Choosing a test management solution is easy. Implementing a solution is hard. It’s easy to select and configure one of the many great test management applications on the market today. We all understand the technology, the features are easy to evaluate and the configuration easy to set up (perhaps with a bit of trial and error). Implementation is a different ball game though. Getting your QA team to use the application can be difficult. Getting them to use it consistently can be almost impossible. Yet the success or failure of your chosen solution depends mainly on how the whole of your team interact with the tools you provide them with.
Business objective clarity – the test management tool you select is just that; a tool. It’s a tool you implement in order to meet a business objective. That objective might be better status monitoring, it might be better co-ordination between distributed teams or it might be to help ensure repeatability of your test process. Either way it’s this objective that should be driving the technology you’re implementing. Not the other way round.

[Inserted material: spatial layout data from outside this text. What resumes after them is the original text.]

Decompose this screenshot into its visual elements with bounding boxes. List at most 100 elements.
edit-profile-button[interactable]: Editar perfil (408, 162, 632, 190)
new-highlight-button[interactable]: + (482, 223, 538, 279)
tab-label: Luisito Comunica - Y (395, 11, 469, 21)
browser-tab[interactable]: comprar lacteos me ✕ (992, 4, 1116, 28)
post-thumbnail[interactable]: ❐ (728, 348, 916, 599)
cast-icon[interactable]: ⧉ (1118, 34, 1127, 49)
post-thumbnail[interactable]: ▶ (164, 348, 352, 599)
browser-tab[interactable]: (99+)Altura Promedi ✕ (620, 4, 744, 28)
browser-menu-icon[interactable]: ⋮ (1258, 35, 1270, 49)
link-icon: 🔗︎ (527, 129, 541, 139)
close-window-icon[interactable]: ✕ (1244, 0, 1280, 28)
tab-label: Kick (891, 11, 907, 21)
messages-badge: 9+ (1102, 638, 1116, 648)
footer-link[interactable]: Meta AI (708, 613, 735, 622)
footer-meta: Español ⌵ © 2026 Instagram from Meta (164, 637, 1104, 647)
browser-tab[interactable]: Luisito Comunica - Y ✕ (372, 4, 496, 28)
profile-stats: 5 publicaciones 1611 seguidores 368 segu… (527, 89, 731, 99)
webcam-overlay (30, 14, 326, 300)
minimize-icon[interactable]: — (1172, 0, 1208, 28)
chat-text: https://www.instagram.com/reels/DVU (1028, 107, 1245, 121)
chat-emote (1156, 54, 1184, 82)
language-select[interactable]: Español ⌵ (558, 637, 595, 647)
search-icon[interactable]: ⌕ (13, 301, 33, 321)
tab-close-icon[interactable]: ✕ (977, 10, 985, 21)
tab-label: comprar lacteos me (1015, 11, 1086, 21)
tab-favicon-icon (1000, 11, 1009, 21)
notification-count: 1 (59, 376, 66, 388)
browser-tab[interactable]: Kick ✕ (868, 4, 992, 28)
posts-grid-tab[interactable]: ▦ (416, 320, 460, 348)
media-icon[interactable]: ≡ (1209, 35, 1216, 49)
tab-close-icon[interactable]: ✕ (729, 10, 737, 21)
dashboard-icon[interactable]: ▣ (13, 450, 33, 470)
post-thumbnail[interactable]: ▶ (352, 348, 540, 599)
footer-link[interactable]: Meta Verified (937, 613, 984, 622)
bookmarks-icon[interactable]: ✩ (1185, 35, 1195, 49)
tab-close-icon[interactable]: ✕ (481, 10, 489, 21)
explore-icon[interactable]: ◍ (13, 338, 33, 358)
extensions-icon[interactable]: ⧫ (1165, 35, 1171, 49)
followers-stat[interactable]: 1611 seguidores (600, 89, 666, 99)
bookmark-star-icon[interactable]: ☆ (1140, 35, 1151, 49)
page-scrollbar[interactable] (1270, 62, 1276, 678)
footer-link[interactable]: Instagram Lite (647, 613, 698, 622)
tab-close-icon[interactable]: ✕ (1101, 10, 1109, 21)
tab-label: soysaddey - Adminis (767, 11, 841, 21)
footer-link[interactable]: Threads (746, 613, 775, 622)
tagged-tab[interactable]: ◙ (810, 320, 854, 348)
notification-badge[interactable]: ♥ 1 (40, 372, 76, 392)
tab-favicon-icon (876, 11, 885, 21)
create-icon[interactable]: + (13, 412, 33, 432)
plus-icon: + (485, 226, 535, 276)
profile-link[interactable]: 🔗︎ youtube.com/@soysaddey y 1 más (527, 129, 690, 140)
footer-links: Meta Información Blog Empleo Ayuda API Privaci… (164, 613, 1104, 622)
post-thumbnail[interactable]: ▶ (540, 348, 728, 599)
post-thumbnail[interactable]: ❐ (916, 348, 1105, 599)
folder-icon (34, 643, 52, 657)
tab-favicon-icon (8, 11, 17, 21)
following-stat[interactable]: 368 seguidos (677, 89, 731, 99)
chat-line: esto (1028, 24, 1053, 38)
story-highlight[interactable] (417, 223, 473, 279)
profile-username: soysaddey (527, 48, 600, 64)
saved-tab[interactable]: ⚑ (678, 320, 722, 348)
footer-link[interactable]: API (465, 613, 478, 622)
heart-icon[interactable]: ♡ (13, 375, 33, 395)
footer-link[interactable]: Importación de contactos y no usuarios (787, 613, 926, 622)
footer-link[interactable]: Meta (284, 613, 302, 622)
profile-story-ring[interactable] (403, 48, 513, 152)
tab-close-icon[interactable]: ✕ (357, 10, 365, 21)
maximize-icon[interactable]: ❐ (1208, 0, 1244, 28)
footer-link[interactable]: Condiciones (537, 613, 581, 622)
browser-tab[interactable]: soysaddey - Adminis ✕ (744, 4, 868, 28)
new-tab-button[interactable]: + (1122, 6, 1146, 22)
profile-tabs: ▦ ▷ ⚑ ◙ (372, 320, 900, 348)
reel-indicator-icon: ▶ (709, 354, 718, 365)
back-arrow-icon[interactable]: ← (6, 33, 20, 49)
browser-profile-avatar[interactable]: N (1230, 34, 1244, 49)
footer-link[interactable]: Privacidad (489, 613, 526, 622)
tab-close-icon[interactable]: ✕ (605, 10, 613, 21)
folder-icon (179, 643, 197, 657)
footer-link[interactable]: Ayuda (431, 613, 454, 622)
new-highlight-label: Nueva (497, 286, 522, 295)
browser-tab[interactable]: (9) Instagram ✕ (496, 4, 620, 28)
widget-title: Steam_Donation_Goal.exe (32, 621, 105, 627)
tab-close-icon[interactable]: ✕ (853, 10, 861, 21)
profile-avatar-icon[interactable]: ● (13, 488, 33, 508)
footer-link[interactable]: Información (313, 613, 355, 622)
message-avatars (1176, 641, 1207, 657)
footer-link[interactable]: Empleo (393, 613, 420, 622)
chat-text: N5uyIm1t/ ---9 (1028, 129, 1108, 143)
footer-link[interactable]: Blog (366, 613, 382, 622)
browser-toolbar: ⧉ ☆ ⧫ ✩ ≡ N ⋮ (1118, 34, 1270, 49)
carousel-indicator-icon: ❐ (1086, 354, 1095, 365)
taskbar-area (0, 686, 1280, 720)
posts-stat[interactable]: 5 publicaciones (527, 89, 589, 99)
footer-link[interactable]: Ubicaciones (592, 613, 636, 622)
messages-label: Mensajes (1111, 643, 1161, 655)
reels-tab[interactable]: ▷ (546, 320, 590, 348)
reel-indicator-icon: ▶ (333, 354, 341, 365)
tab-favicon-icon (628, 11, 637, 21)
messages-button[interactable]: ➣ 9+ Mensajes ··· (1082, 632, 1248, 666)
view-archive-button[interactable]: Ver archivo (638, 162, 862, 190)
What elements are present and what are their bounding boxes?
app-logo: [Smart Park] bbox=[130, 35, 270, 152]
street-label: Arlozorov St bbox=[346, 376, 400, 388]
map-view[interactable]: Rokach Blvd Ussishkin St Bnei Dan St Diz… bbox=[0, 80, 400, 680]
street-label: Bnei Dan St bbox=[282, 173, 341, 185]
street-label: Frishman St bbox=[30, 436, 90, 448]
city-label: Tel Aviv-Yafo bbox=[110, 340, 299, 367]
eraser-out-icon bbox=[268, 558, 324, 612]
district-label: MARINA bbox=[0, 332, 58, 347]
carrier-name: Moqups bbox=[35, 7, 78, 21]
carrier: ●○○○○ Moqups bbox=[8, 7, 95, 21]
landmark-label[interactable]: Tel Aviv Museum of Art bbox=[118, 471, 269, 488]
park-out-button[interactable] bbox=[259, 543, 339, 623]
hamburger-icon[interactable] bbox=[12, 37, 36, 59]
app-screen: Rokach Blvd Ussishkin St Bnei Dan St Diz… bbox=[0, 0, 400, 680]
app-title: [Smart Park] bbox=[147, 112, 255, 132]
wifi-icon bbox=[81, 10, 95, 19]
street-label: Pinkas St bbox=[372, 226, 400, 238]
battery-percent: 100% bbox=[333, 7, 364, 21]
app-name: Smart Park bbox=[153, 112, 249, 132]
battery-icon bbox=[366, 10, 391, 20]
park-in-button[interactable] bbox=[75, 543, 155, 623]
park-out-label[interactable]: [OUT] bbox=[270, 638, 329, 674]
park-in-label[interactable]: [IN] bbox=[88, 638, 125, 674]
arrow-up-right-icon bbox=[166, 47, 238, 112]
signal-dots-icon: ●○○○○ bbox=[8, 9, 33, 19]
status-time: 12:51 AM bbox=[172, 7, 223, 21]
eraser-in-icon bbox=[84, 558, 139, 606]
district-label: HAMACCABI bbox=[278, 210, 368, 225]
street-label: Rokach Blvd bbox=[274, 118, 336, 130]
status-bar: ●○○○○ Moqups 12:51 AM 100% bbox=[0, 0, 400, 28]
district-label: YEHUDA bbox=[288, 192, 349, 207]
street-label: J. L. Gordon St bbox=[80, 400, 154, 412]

One step at a time – when investing a lot in a new application it’s easy to get carried away. It’s the mentality that we’re spending a significant amount on a new test management tool so it should be able to do 99% of what we need it to do. It may well be able to do everything you want it to do but getting it to do it is another matter. It’s the concept of technology vs implementation again. Technology easy. Implementation hard. And for that reason you are best to select a few key areas where the solution will give you the easiest and quickest benefits to the business. Get those right to start with and you build momentum for a sucessful long term process improvement project. Try to do too much too soon and you risk failing to delever anything with any benefit.
Software is cheap. Time is expensive – it’s too easy to focus on just the cost of the software licenses. If you’re paying $1000 a license but it takes one member of your team, on a $2000 per month salary, 2 months to implement then the cost for your staffs time is 4 times more expensive than the license. Two months might seem like an exaggeration but when you consider infrastructure, configuration, training, familiarisation, etc it soon adds up. These overheads can be a significant hidden cost.
User take up is tough – doesn’t matter if you buy the best test management application on the planet, or even have a solution hand crafted to fit your process. If your team don’t use it, or worse still, don’t use it correctly, you’ve gained nothing. In fact you’ve probably lost a lot. Focus on user adoption. Let me repeat that. Focus on user adoption! Most of your effort needs to be going into getting your team using the product and making sure they use it correctly.
It’s a marathon not a sprint – Quite often it’s easy to get up and running quickly. You see some initial positive benefits and you feel like the project was a success. Then 6 months down the line you realise that people have slipped back to their old ways. Perhaps the QA process evolved (due to external pressures), perhaps your test management tool champion left the company or maybe something as simple as poor network speed meant people found using the tool frustrating. It’s easy to lose that initial excitement and momentum when implementing a new tool. Real success happens over years not months. Achieving that success means continually monitoring and adapting the system to meet the needs of the QA team.
In short it’s the application of the test management technology to support your process that needs more effort and skill than most people accept. The more you focus on the application and implementation the more likely the business is to reap the benefits of the solution.